Дарья, желая ее успокоить, покорно кивнула головой.
– Ладно, ладно, милая, говори, что тебя мучит…
Анна перевела дух, пытаясь собраться с силами. Ей предстояло открыть тайну, хранимую много лет.
– Наш Ванечка, – начала она решительно, однако, слова застряли у нее где-то внутри, – Наш с Василием сын…, – будто выкорчевывала Анна их из собственного сердца, – Приемный ребенок…
Старуха крякнула, решив, что женщина окончательно спятила, но Анна, не обращая внимания на ее изумление, договорила:
– Родной умер на пятый день после родов. Простите, если сможете…
Обрушившаяся правда, казалось, придавила еще больше и без того сгорбленную спину Дарьи.
– Зачем, теперь-то, ты мне все это рассказываешь, Анна? – с горечью в голосе спросила бабка.
– Я никогда бы не сделала этого, – прошептала умирающая невестка, – Никогда.… Но у меня осталось слишком мало времени и я хочу быть уверена, что после моей смерти вы так, же будете заботиться о мальчике…
Дарья, качнула сухонькой головой, будто отказывалась верить, и снова спросила:
– Теперь-то, зачем?
Слабый румянец зажег догорающее лицо женщины.
– Боялась, Василий когда-нибудь это сделает…, – призналась тихо Анна и, вдруг, рванулась вперед, будто раненая птица в предсмертном крике, – А для меня Ванечка, – зазвенел ее возбужденный голос в притихшей комнате, – Родней родного! – сверкнувший было в глазах огонь, так же быстро погас, как и вспыхнул, и обессиленная Анна снова упала в подушки.

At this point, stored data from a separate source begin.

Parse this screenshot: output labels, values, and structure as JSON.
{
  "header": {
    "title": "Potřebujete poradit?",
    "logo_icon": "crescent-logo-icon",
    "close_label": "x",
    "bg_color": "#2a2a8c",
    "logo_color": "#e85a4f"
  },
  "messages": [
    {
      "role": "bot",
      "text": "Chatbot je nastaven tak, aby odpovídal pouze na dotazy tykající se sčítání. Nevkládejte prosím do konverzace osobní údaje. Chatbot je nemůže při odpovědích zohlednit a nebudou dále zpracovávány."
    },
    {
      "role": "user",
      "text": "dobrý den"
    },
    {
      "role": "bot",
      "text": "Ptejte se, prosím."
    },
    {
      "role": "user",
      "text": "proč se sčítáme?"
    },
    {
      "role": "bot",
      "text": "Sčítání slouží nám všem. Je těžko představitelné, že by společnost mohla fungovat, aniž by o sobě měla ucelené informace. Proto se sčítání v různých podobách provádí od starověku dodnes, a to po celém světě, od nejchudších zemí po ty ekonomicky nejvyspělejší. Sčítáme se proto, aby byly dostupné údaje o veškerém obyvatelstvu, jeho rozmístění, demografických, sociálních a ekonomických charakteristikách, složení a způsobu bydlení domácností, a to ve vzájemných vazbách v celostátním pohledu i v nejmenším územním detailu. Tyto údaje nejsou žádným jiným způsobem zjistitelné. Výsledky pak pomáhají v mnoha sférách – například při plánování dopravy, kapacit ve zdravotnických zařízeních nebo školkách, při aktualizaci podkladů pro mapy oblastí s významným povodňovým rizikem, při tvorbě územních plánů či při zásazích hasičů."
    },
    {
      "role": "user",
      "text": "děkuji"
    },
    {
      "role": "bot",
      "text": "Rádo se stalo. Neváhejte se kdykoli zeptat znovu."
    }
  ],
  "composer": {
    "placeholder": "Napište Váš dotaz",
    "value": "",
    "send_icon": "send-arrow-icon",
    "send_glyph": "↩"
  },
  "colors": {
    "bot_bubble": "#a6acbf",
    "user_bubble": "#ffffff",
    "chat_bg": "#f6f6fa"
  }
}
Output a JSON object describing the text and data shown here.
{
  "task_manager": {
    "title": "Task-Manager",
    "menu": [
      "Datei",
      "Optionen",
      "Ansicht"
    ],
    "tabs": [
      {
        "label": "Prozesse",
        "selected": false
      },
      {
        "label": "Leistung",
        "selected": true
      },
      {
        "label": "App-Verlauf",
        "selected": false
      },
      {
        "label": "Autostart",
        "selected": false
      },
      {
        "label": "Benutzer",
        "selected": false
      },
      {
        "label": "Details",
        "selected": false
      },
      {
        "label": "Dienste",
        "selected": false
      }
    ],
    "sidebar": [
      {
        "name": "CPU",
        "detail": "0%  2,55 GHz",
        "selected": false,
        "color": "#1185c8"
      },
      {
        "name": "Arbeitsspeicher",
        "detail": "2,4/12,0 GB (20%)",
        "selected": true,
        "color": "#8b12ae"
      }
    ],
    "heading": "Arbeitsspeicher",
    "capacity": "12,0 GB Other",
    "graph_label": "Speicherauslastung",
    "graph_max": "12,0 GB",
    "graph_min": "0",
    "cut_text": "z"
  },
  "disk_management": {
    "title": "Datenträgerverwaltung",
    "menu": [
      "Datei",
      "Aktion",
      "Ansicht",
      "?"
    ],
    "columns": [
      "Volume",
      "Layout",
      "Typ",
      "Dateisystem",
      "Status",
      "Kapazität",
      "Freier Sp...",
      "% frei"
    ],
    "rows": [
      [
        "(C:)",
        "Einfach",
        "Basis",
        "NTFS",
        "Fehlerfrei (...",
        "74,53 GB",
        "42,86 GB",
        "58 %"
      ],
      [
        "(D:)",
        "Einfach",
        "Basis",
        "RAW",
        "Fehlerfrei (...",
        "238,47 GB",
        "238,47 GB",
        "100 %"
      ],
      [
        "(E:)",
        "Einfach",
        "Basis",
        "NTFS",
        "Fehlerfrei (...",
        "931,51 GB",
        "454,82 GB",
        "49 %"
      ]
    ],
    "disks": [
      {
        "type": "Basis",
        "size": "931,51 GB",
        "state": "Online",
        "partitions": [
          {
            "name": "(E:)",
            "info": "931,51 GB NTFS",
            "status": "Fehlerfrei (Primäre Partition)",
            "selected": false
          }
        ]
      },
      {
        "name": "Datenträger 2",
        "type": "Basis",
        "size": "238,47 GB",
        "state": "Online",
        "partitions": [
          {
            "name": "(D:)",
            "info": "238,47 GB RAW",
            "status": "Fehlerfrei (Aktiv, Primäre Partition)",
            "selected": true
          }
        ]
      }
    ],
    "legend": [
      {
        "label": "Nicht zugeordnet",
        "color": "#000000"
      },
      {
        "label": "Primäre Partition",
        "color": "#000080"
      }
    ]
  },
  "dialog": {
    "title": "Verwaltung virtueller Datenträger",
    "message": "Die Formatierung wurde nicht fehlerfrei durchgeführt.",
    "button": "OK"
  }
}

Дарья поправила голову невестки и, вздохнув, уткнулась лицом в натруженную ладонь. Все последние их годы она пыталась осознать произошедшую в своем сыне перемену, будто расколовшую его на два человека: доброго и злого. То, что причина кроется в Анне, старуха знала всегда. «Но, почему они молчали?! Почему не открылись матери, столько времени!», – больно кольнула обида в сердце.

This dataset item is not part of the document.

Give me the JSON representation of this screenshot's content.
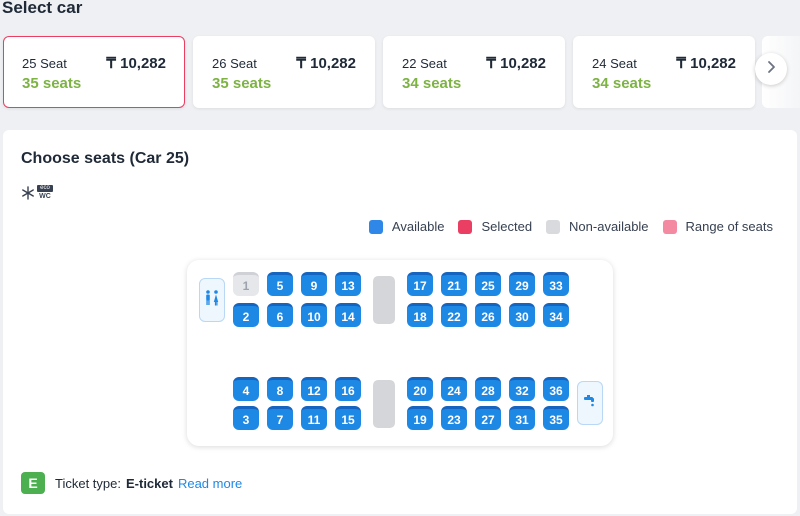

Анна, между тем, ждала ответа, она смотрела на перетянутую синими жгутами руку свекрови и начинала волноваться все больше.
Но, вот, старуха, наконец, освободила жманное лицо, и женщина увидела покрасневшие от слез глаза.
– Напрасно ты тратила силы, каясь передо мной, – глухо отозвалась бабка, и Анна в ужасе вздрогнула от ее слов, – Старая я стала, Аннушка, глухая.… Не расслышала ничего.… А за мальчонкой, как ходила, так и буду ходить, пока ноги держат…
Женщина облегченно выдохнула, подтянула ее изъеденную морщинами руку к своим губам.
– Спасибо…, – прошептала она благодарно.
Дарья не хотела больше ничего говорить, но язык, казалось, сам заворочался.